Last week, shortly before Dr. Al Gross officially conceded Alaska’s 2020 U.S. Senate race to incumbent Dan Sullivan, Gross campaign Communications Director Julia Savel tweeted a brief farewell to the Last Frontier. “I love you, Alaska,” Savel wrote. “We left this state better than we found it-- and that’s saying something.”

So, what exactly was Savel thinking? I called to ask her to unpack it for me.

"When I first moved to Alaska, there was institutional knowledge that Independents could not run on statewide levels," Savel explains. "What I meant by the tweet is that the Gross campaign put together a large coalition and created an organizational infrastructure that we hope will be used in future cycles. We showed the nation that Dems can play here, Independents can play here. That’s all I’m trying to say. We created something, and I’m proud of it.”

Is that so unforgivable? Apparently so.

Savel was quickly and aggressively berated online for what many perceived to be a tone-deaf pronouncement over a state that bears an ingrained disdain for all things outsider. On the face of the 13-word tweet, it could be argued that anyone familiar with Alaskan culture would have expected this reaction from the locals. Unforgivable.

And while dog-piling on a digital faux pas is one thing, the conversation- involving several local journalists and political junkies- instead took an uncomfortable, misguided turn into Alaska localism.

It stemmed from one reasonable thought: “...it is frustrating to watch so many people complain about the brain drain in AK and then hire people from out of state. ‘Young people keep leaving. They’re not coming back. How can we keep them here?’ Find them. Reach out to them. Hire them. There is talent here you just have to look and invest in them. Do this instead of giving opportunities to people from ‘outside’ who don’t know Alaska’s diverse policy issues and nuances, only come here to ‘save us,’ have a romanticized ‘Alaska’ experience to brag about to their friends, then leave.”

I’m sorry, but I’m going to have to scratch the needle here.

Generally speaking, yes; that is a wholly terrific sentiment and, in a perfect world, it’d be ideal to hire locally for Alaska jobs. But Al Gross was running a campaign against a sitting U.S. Senator for one of ten seats up for grabs for the first half of a post-Trump Democrat president’s campaign.

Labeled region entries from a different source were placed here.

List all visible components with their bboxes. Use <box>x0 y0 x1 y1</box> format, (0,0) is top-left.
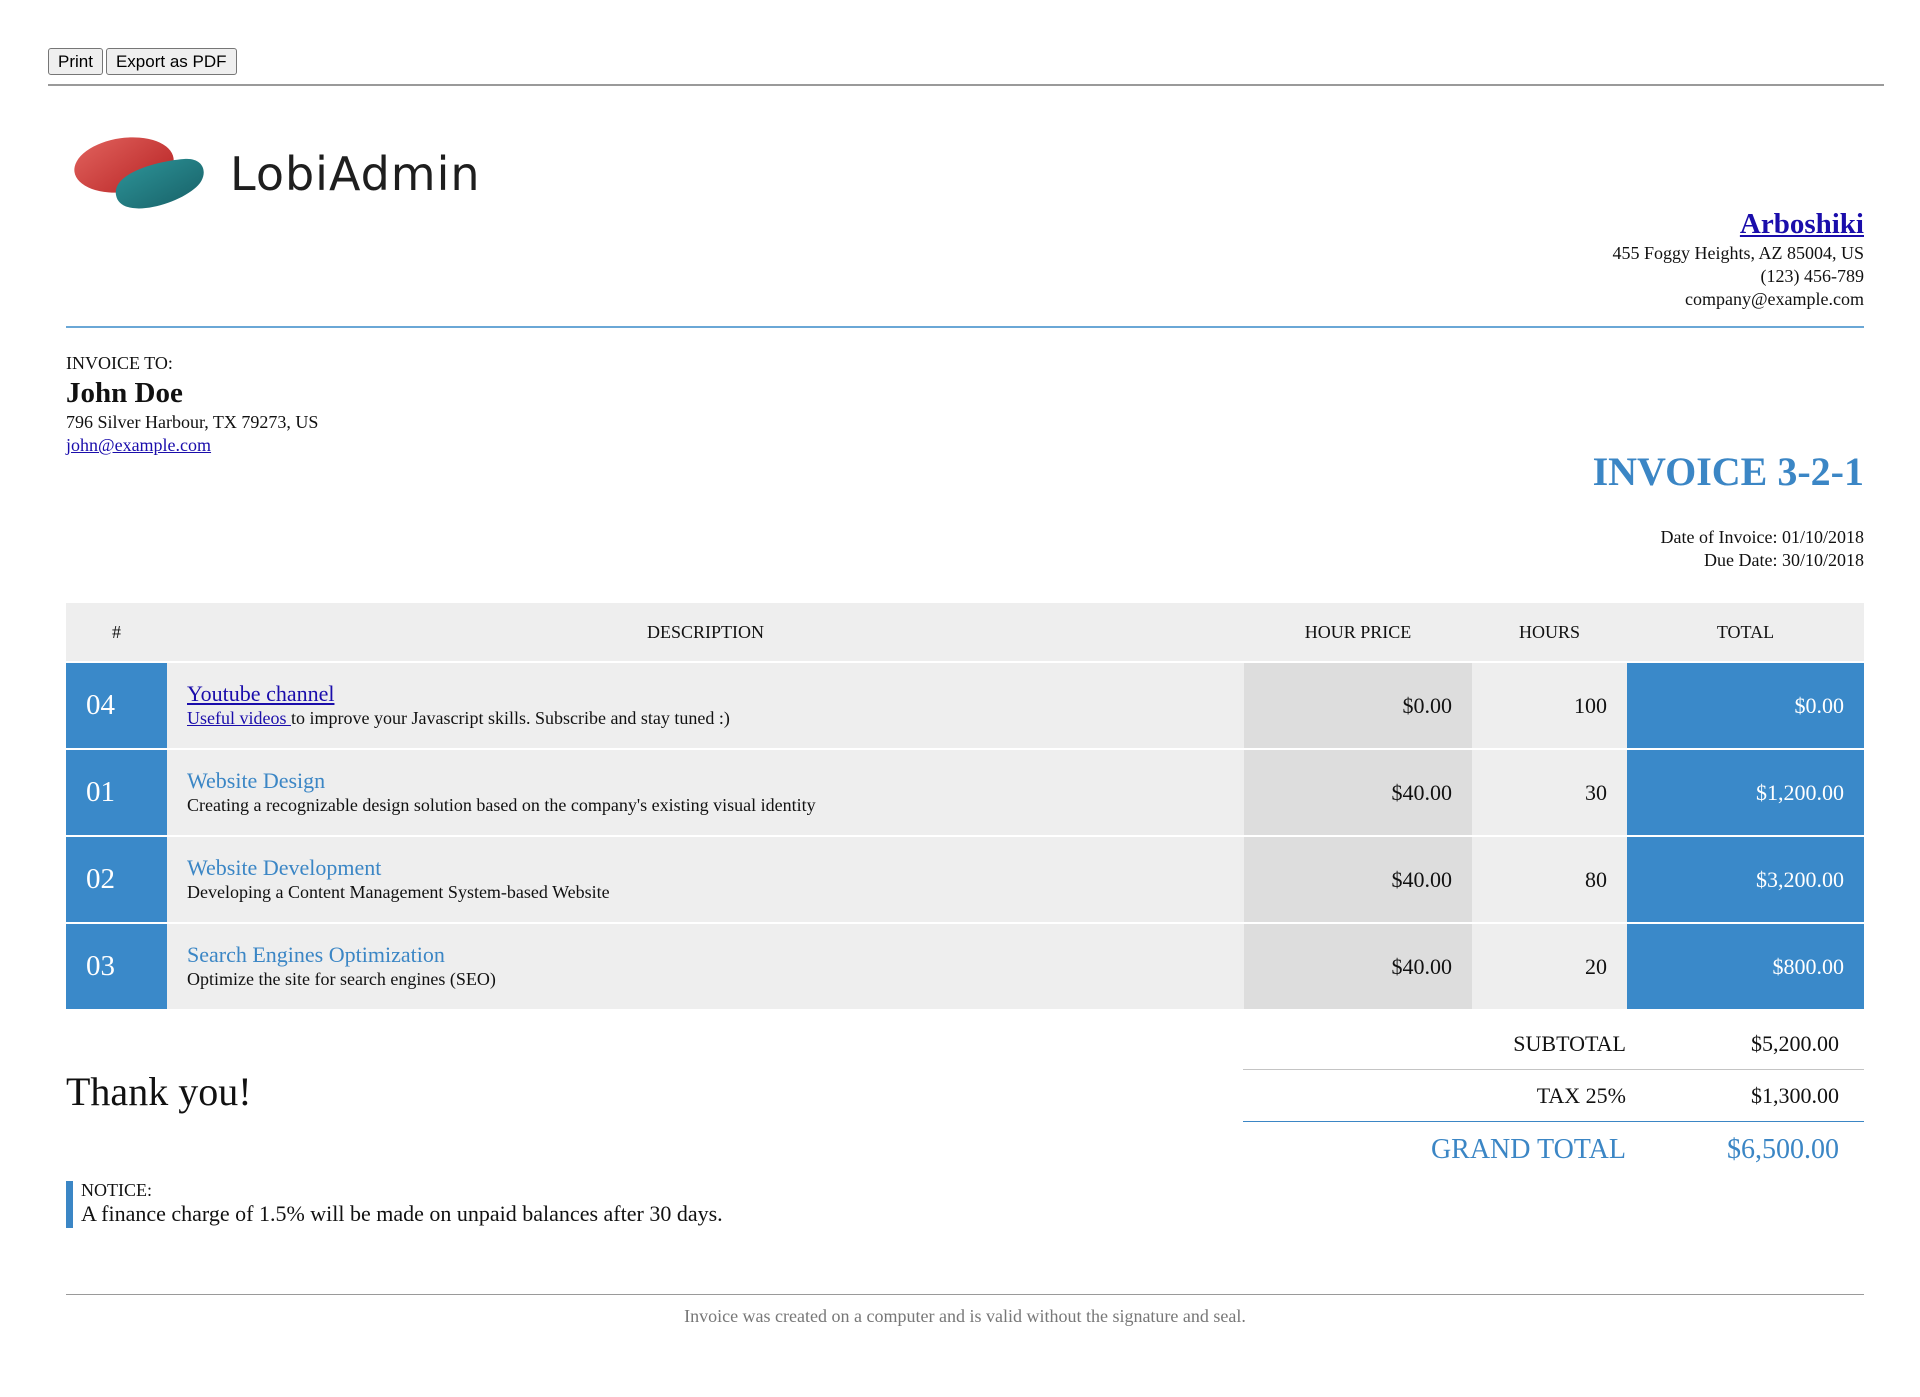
notice-block: NOTICE: A finance charge of 1.5% will be… <box>66 1181 723 1228</box>
row-number: 04 <box>66 663 167 748</box>
row-hour-price: $0.00 <box>1244 663 1472 748</box>
subtotal-row: SUBTOTAL $5,200.00 <box>1243 1018 1864 1070</box>
client-address: 796 Silver Harbour, TX 79273, US <box>66 412 319 432</box>
row-hour-price: $40.00 <box>1244 924 1472 1009</box>
item-title-link[interactable]: Youtube channel <box>187 681 1224 707</box>
row-number: 01 <box>66 750 167 835</box>
row-hours: 20 <box>1472 924 1627 1009</box>
notice-text: A finance charge of 1.5% will be made on… <box>81 1201 723 1226</box>
totals-summary: SUBTOTAL $5,200.00 TAX 25% $1,300.00 GRA… <box>1243 1018 1864 1178</box>
grand-total-value: $6,500.00 <box>1727 1134 1839 1165</box>
grand-total-row: GRAND TOTAL $6,500.00 <box>1243 1122 1864 1178</box>
table-row: 02 Website Development Developing a Cont… <box>66 837 1864 922</box>
col-header-hour-price: HOUR PRICE <box>1244 603 1472 661</box>
toolbar: Print Export as PDF <box>48 48 1884 86</box>
row-number: 02 <box>66 837 167 922</box>
company-phone: (123) 456-789 <box>1760 266 1864 286</box>
item-description: Optimize the site for search engines (SE… <box>187 969 496 989</box>
grand-total-label: GRAND TOTAL <box>1430 1134 1626 1165</box>
client-info: INVOICE TO: John Doe 796 Silver Harbour,… <box>66 352 318 457</box>
due-date: Due Date: 30/10/2018 <box>1704 550 1864 570</box>
invoice-items-table: # DESCRIPTION HOUR PRICE HOURS TOTAL 04 … <box>66 601 1864 1011</box>
company-name-link[interactable]: Arboshiki <box>1612 206 1864 242</box>
subtotal-label: SUBTOTAL <box>1513 1030 1626 1056</box>
company-address: 455 Foggy Heights, AZ 85004, US <box>1612 243 1864 263</box>
tax-label: TAX 25% <box>1536 1082 1626 1108</box>
row-hours: 100 <box>1472 663 1627 748</box>
item-title: Search Engines Optimization <box>187 942 445 967</box>
table-row: 03 Search Engines Optimization Optimize … <box>66 924 1864 1009</box>
row-number: 03 <box>66 924 167 1009</box>
useful-videos-link[interactable]: Useful videos <box>187 708 291 728</box>
company-info: Arboshiki 455 Foggy Heights, AZ 85004, U… <box>1612 206 1864 311</box>
invoice-date: Date of Invoice: 01/10/2018 <box>1660 527 1864 547</box>
invoice-meta: INVOICE 3-2-1 Date of Invoice: 01/10/201… <box>1593 448 1864 572</box>
table-row: 04 Youtube channel Useful videos to impr… <box>66 663 1864 748</box>
row-total: $0.00 <box>1627 663 1864 748</box>
item-description: Developing a Content Management System-b… <box>187 882 610 902</box>
row-description: Search Engines Optimization Optimize the… <box>167 924 1244 1009</box>
item-title: Website Development <box>187 855 382 880</box>
col-header-description: DESCRIPTION <box>167 603 1244 661</box>
table-header-row: # DESCRIPTION HOUR PRICE HOURS TOTAL <box>66 603 1864 661</box>
item-title: Website Design <box>187 768 326 793</box>
subtotal-value: $5,200.00 <box>1751 1030 1839 1056</box>
row-total: $800.00 <box>1627 924 1864 1009</box>
invoice-footer: Invoice was created on a computer and is… <box>66 1294 1864 1327</box>
row-total: $3,200.00 <box>1627 837 1864 922</box>
client-email-link[interactable]: john@example.com <box>66 435 211 455</box>
notice-label: NOTICE: <box>81 1180 152 1200</box>
col-header-number: # <box>66 603 167 661</box>
tax-value: $1,300.00 <box>1751 1082 1839 1108</box>
table-row: 01 Website Design Creating a recognizabl… <box>66 750 1864 835</box>
row-hour-price: $40.00 <box>1244 837 1472 922</box>
row-description: Website Design Creating a recognizable d… <box>167 750 1244 835</box>
item-description: Creating a recognizable design solution … <box>187 795 816 815</box>
logo-icon <box>74 137 204 209</box>
row-hour-price: $40.00 <box>1244 750 1472 835</box>
brand-name: LobiAdmin <box>230 147 481 201</box>
thank-you-message: Thank you! <box>66 1069 252 1114</box>
row-hours: 80 <box>1472 837 1627 922</box>
row-description: Youtube channel Useful videos to improve… <box>167 663 1244 748</box>
invoice-title: INVOICE 3-2-1 <box>1592 449 1864 494</box>
brand-logo: LobiAdmin <box>72 128 481 220</box>
row-hours: 30 <box>1472 750 1627 835</box>
col-header-hours: HOURS <box>1472 603 1627 661</box>
client-name: John Doe <box>66 377 183 409</box>
row-description: Website Development Developing a Content… <box>167 837 1244 922</box>
col-header-total: TOTAL <box>1627 603 1864 661</box>
print-button[interactable]: Print <box>48 48 103 75</box>
invoice-to-label: INVOICE TO: <box>66 353 173 373</box>
tax-row: TAX 25% $1,300.00 <box>1243 1070 1864 1122</box>
row-total: $1,200.00 <box>1627 750 1864 835</box>
header-divider <box>66 326 1864 328</box>
company-email: company@example.com <box>1684 289 1864 309</box>
export-pdf-button[interactable]: Export as PDF <box>105 48 237 75</box>
item-description: to improve your Javascript skills. Subsc… <box>290 708 730 728</box>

Let’s consider that, given the astronomical stakes, the Gross campaign selected the best available candidate for comms director rather than the best local candidate. Savel’s LinkedIn lists an education at The George Washington University, and a work history in the offices of Bill de Blasio, Hillary Clinton, and the DNC. Say what you will about those names, but you’ve heard of them. Sorry, but the smart hire was the DC insider, not “I grew up here” and a BA in Poli-Sci from UAA.

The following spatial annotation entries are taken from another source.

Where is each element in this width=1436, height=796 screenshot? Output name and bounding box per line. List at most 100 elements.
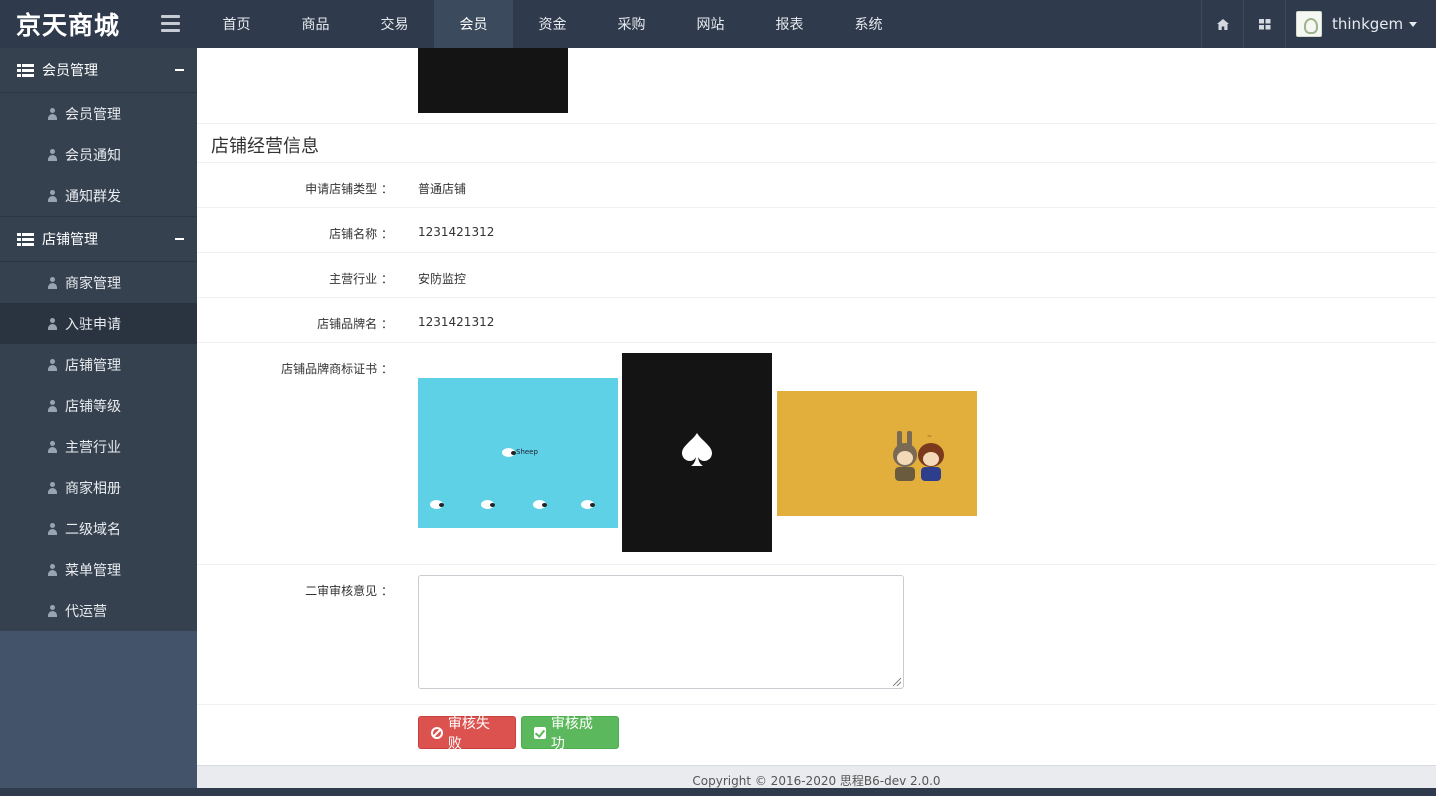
user-menu[interactable]: thinkgem: [1285, 0, 1436, 48]
top-right-tools: thinkgem: [1201, 0, 1436, 48]
main-nav: 首页 商品 交易 会员 资金 采购 网站 报表 系统: [197, 0, 908, 48]
shop-image-thumb[interactable]: [418, 48, 568, 113]
review-success-label: 审核成功: [550, 715, 593, 752]
image-caption: Sheep: [516, 448, 538, 456]
user-icon: [47, 399, 58, 412]
sheep-icon: [481, 500, 495, 509]
brand: 京天商城: [0, 0, 197, 48]
sidebar-item-label: 二级域名: [65, 521, 121, 538]
field-label: 店铺品牌名 ：: [317, 317, 393, 331]
spade-icon: [682, 433, 712, 466]
top-navbar: 京天商城 首页 商品 交易 会员 资金 采购 网站 报表 系统 thinkgem: [0, 0, 1436, 48]
sidebar-item-shop-manage[interactable]: 店铺管理: [0, 344, 197, 385]
user-icon: [47, 148, 58, 161]
table-icon: [17, 63, 34, 77]
apps-button[interactable]: [1243, 0, 1285, 48]
review-success-button[interactable]: 审核成功: [521, 716, 619, 752]
nav-item-website[interactable]: 网站: [671, 0, 750, 48]
sidebar-item-label: 会员管理: [65, 106, 121, 123]
sidebar-item-operation[interactable]: 代运营: [0, 590, 197, 631]
field-value: 普通店铺: [418, 182, 467, 196]
main-content: 店铺经营信息 申请店铺类型 ： 普通店铺 店铺名称 ： 1231421312 主…: [197, 48, 1436, 765]
sidebar: 会员管理 会员管理 会员通知 通知群发 店铺管理 商家管理 入驻申请 店铺管理 …: [0, 48, 197, 788]
user-icon: [47, 440, 58, 453]
caret-down-icon: [1409, 21, 1418, 27]
nav-item-goods[interactable]: 商品: [276, 0, 355, 48]
check-square-icon: [534, 726, 546, 739]
sidebar-item-notice-broadcast[interactable]: 通知群发: [0, 175, 197, 216]
grid-icon: [1258, 18, 1270, 29]
sheep-icon: [502, 448, 516, 457]
sidebar-group-shop[interactable]: 店铺管理: [0, 217, 197, 262]
sidebar-item-shop-level[interactable]: 店铺等级: [0, 385, 197, 426]
field-row-shop-name: 店铺名称 ： 1231421312: [197, 208, 1436, 253]
user-icon: [47, 276, 58, 289]
field-label: 主营行业 ：: [329, 272, 393, 286]
nav-item-trade[interactable]: 交易: [355, 0, 434, 48]
sidebar-item-label: 店铺管理: [65, 357, 121, 374]
sidebar-item-label: 通知群发: [65, 188, 121, 205]
sidebar-item-industry[interactable]: 主营行业: [0, 426, 197, 467]
user-icon: [47, 107, 58, 120]
sheep-image[interactable]: Sheep: [418, 378, 618, 528]
sidebar-item-merchant[interactable]: 商家管理: [0, 262, 197, 303]
sheep-icon: [533, 500, 547, 509]
collapse-icon[interactable]: [175, 238, 184, 240]
sidebar-item-menu[interactable]: 菜单管理: [0, 549, 197, 590]
footer: Copyright © 2016-2020 思程B6-dev 2.0.0: [197, 765, 1436, 788]
footer-copyright: Copyright © 2016-2020 思程B6-dev 2.0.0: [692, 774, 941, 788]
sidebar-item-label: 会员通知: [65, 147, 121, 164]
sidebar-item-member-notice[interactable]: 会员通知: [0, 134, 197, 175]
field-row-shop-type: 申请店铺类型 ： 普通店铺: [197, 163, 1436, 208]
user-name: thinkgem: [1332, 15, 1404, 33]
sidebar-item-label: 主营行业: [65, 439, 121, 456]
sidebar-item-label: 入驻申请: [65, 316, 121, 333]
nav-item-member[interactable]: 会员: [434, 0, 513, 48]
section-title: 店铺经营信息: [211, 136, 319, 157]
resize-grip-icon[interactable]: [893, 678, 901, 686]
field-row-industry: 主营行业 ： 安防监控: [197, 253, 1436, 298]
field-label: 申请店铺类型 ：: [305, 182, 393, 196]
sidebar-item-label: 店铺等级: [65, 398, 121, 415]
collapse-icon[interactable]: [175, 69, 184, 71]
sidebar-item-apply[interactable]: 入驻申请: [0, 303, 197, 344]
cartoon-image[interactable]: ~: [777, 391, 977, 516]
home-icon: [1216, 18, 1229, 30]
section-header: 店铺经营信息: [197, 124, 1436, 163]
home-button[interactable]: [1201, 0, 1243, 48]
nav-item-home[interactable]: 首页: [197, 0, 276, 48]
svg-text:~: ~: [927, 433, 932, 440]
table-icon: [17, 232, 34, 246]
brand-title[interactable]: 京天商城: [16, 6, 120, 42]
user-icon: [47, 604, 58, 617]
sidebar-group-member[interactable]: 会员管理: [0, 48, 197, 93]
sheep-icon: [430, 500, 444, 509]
spade-image[interactable]: [622, 353, 772, 552]
user-icon: [47, 522, 58, 535]
avatar: [1296, 11, 1322, 37]
nav-item-purchase[interactable]: 采购: [592, 0, 671, 48]
user-icon: [47, 358, 58, 371]
field-label: 店铺名称 ：: [329, 227, 393, 241]
cartoon-characters-icon: ~: [893, 431, 944, 481]
nav-item-reports[interactable]: 报表: [750, 0, 829, 48]
ban-icon: [431, 726, 443, 739]
field-label: 二审审核意见 ：: [305, 584, 393, 598]
review-fail-button[interactable]: 审核失败: [418, 716, 516, 752]
nav-item-system[interactable]: 系统: [829, 0, 908, 48]
field-value: 1231421312: [418, 225, 495, 239]
sidebar-item-label: 代运营: [65, 603, 107, 620]
sheep-icon: [581, 500, 595, 509]
sidebar-item-label: 商家相册: [65, 480, 121, 497]
review-opinion-textarea[interactable]: [418, 575, 904, 689]
sidebar-item-label: 商家管理: [65, 275, 121, 292]
previous-image-row: [197, 48, 1436, 124]
sidebar-item-album[interactable]: 商家相册: [0, 467, 197, 508]
nav-item-funds[interactable]: 资金: [513, 0, 592, 48]
sidebar-item-subdomain[interactable]: 二级域名: [0, 508, 197, 549]
sidebar-item-member-manage[interactable]: 会员管理: [0, 93, 197, 134]
user-icon: [47, 481, 58, 494]
sidebar-group-label: 店铺管理: [42, 232, 98, 248]
menu-toggle-icon[interactable]: [161, 15, 180, 32]
field-label: 店铺品牌商标证书 ：: [281, 362, 393, 376]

If that last part upsets you, go back and read the earlier bit again where locals are pissed at people coming to Alaska “from outside...to take jobs”. As sleep is the cousin of death, toxic localism is the cousin of nationalism. Check that sentiment before you’re voting to build a wall around the Last Frontier and make Canada pay for it. Sure, it may provide a level of economic security for those on the preferred side, but if you ever lent an honest ear toward MAGA, you’d know that was always at least part of the point.